A/N: Just a reminder. If you've heard of it, I don't own it.
Chapter Seven
I woke suddenly in the darkness the night before the eighteenth birthday I should have shared with Edward. A strangled scream slipped through my lips, but my throat was so dry that it came out as a broken sob. The nightmare I'd just been living had brought tears to my eyes as I slept, tears that still coursed down my cheeks. I buried my face in my hands and tried to forget that awful, horrifying nightmare, but it was still seared into my mind by a blinding fire.
I was sitting at the piano in Aunt Sophia's sitting room, not playing, just sitting and remembering better times. But then there was a soft sound behind me, a sound that made me look over my shoulder. Edward—exactly as I remembered him—stood in the door, watching me, his face lit with the crooked grin he had inherited from our father. I gasped his name and bolted across the room into his arms.
But I shrank back from him when I realized that he had grown cold, like Dr. Cullen. He could have been a marble statue left outside in the winter. Touching his frozen cheek cautiously, I murmured through my tears, "Edward, what happened to you?"
His cold fingers found my chin and lifted it until our eyes met. That was when I screamed, jerking myself out of the horror. I knew that I would carry that terrifying image with me until the end of my days because it had taken the face I'd loved most and twisted it into that of a monster.
Edward's eyes, which everyone claimed was the most beautiful shade of emerald they'd seen, had been a vivid, blood red.
The hole in my chest had never hurt as badly as it did now. I could not, would not believe that my beautiful, loving, gentle Edward could ever become a monster. He had been so sweet and so gentle in life that he would never harm another living thing, that no one would have reason to fear or hate him. Nothing in this world would have made me suppose he could ever be anything different.
But maybe something did, and that was the source of this pain. Its heat spread through me until I was gasping for breath in the dark, close, humid air of my room; I threw back the bedcovers, crossed the room, and forced open the window in search of some unlikely nighttime breeze.
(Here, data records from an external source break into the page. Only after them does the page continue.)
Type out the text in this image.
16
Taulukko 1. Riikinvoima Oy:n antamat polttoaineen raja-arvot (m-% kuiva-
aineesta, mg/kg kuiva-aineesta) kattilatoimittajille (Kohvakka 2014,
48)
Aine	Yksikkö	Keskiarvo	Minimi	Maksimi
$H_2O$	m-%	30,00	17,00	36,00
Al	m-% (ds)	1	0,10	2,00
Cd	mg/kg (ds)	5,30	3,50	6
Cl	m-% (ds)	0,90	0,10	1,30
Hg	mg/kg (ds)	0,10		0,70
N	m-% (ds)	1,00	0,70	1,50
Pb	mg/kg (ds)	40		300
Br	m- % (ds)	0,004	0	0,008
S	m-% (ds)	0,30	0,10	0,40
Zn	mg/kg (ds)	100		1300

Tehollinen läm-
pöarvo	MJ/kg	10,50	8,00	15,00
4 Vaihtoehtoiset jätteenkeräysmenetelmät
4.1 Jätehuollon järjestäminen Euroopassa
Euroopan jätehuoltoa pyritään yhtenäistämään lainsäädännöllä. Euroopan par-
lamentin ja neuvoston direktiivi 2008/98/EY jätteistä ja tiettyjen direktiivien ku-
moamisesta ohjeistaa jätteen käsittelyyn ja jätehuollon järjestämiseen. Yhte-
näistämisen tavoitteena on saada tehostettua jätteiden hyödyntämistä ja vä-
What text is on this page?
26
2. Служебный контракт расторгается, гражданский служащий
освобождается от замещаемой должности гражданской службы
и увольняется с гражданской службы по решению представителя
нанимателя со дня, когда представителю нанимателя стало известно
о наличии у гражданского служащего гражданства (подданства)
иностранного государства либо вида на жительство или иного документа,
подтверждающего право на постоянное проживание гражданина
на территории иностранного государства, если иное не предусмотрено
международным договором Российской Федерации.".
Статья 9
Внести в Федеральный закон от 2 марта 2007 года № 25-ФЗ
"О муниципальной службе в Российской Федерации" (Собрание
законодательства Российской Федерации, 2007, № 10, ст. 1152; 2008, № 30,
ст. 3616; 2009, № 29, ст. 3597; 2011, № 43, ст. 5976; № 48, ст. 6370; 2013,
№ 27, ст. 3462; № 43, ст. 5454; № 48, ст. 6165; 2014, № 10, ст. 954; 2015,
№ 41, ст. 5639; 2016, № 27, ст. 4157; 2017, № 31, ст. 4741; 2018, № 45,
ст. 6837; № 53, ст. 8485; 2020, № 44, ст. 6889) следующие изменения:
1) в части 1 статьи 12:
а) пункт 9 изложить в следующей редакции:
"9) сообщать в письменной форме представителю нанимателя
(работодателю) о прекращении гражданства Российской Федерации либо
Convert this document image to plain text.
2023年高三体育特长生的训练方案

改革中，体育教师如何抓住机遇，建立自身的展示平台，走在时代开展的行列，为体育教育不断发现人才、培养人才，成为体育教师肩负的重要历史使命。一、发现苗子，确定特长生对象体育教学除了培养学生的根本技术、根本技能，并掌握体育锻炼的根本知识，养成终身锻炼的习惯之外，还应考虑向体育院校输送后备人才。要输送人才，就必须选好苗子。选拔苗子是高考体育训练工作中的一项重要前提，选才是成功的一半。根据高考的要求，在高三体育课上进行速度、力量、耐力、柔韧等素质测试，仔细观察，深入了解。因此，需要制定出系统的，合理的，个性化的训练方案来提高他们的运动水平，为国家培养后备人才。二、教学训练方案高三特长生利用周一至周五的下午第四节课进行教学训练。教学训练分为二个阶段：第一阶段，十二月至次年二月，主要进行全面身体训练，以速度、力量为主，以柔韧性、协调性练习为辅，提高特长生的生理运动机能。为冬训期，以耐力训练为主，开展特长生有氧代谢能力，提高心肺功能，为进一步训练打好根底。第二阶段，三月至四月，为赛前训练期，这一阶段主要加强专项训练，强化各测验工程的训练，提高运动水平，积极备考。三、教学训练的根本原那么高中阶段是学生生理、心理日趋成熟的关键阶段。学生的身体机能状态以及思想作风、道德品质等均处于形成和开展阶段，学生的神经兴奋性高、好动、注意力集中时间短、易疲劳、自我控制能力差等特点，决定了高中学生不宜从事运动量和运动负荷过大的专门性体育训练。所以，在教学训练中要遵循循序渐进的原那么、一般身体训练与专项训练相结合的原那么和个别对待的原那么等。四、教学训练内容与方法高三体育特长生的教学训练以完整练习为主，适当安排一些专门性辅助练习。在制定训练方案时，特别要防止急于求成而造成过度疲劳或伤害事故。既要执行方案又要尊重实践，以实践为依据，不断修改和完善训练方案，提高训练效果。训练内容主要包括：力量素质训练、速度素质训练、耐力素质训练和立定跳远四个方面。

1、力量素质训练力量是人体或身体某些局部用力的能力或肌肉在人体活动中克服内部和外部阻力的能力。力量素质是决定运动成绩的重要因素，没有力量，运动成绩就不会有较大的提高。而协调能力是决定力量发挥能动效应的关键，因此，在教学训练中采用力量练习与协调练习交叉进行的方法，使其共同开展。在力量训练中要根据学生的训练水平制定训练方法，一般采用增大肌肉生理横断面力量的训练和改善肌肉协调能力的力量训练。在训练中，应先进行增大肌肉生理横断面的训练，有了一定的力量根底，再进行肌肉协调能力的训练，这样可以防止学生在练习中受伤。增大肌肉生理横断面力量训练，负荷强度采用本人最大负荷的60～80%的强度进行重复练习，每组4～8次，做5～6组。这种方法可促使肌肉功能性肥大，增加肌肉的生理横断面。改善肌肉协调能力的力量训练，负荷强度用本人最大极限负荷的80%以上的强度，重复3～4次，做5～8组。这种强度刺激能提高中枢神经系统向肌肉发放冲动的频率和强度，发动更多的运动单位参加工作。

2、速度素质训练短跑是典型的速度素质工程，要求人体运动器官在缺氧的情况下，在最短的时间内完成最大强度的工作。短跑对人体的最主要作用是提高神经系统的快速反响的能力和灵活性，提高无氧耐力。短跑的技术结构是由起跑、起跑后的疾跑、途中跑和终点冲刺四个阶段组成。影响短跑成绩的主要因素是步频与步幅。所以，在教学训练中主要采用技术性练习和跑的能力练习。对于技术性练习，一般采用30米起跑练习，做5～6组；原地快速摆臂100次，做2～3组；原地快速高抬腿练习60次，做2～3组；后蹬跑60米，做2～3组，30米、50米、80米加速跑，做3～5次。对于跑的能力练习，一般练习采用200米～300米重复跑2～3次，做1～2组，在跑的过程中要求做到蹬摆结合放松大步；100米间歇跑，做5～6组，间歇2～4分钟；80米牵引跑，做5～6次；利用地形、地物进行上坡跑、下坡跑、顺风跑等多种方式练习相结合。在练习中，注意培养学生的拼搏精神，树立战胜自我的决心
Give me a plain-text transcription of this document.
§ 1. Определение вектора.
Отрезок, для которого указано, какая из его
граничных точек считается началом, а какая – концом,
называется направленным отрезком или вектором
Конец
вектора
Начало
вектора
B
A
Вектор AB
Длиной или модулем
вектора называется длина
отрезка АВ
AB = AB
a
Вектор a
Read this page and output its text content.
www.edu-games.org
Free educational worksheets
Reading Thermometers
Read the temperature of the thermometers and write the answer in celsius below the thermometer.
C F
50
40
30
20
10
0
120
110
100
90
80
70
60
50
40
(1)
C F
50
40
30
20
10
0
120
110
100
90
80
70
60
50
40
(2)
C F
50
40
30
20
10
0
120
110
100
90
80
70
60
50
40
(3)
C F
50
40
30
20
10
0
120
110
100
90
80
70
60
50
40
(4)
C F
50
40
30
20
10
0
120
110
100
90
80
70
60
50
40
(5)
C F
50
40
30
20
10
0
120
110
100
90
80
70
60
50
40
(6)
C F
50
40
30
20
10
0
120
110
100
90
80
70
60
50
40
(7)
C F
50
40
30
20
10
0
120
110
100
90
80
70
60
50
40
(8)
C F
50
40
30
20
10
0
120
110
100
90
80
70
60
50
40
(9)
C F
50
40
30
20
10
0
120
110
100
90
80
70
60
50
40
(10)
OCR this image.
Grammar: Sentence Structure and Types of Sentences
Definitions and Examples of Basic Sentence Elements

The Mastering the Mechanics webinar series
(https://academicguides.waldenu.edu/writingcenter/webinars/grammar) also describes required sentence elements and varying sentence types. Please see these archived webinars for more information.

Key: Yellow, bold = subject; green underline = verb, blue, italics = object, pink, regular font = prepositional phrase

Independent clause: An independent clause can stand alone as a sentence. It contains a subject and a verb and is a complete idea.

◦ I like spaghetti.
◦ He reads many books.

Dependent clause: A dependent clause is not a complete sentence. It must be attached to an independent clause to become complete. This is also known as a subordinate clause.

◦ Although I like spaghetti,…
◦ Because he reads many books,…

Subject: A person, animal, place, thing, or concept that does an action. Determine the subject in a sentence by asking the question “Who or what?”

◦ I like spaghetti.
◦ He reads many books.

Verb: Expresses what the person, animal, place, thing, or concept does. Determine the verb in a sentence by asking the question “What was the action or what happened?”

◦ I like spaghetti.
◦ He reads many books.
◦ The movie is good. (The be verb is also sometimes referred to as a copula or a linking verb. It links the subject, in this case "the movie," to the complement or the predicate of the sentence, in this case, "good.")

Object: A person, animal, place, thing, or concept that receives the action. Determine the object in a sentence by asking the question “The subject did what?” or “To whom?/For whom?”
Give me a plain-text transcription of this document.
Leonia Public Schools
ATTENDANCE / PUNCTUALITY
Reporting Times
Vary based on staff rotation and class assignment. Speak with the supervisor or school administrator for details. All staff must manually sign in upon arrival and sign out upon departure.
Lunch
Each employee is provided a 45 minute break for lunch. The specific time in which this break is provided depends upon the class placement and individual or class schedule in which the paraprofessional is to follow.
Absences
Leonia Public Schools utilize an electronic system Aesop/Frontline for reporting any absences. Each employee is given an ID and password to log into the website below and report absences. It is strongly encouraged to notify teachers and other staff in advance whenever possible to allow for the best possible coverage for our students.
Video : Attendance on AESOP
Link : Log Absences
I sat at the window for a long time that night, staring sadly at the streetlamp just down the street. In another section of the house, Aunt Sophia and Silas were very much awake, although they probably had no worries about waking me. But by keeping my eyes fixed on the streetlamp's yellow globe of light, I'd managed to block them from my mind as my thoughts drifted back to better times.
This was not the first sleepless night I had known in almost eighteen years, but it was the first sleepless night I had known alone. When we were ten, Edward and I had both fallen ill at the same time. We had gotten so ill that Father, who had been just as dedicated to his work at the law firm as he was to us, had refused to leave us. One night when we were at our worst, neither one of us had been able to sleep, so Mother and Father sat up with us through the night, distracting us with soft stories.
That night, as I lay curled in Father's lap, he looked out the window and commented to my mother that the dawn must be coming. I innocently asked him how he would know that without looking at his watch; he smiled down at me with that familiar crooked smile and murmured, "The night is always the darkest just before the dawn, sweetheart."
I sighed sadly, for the night I gazed upon now had grown the darkest it had been. The street on which Aunt Sophia lived was lit only by the streetlamp; its yellow light was not enough to reach the corner.
Maybe that was why I hadn't noticed the young man walking down the street until he stepped cautiously into the streetlamp's circle of light. He was dressed in modest dark gray trousers with a matching waistcoat and coat; the collar of his white shirt was worn loose without a tie. He carried with him a small teddy bear wearing a red ribbon tied around its neck. He might have been a young father, carrying a surprise home for his son or daughter.
But just as the thought went through my head, he looked up and met my eyes. We regarded each other for an instant, and then I slipped from the threshold of consciousness.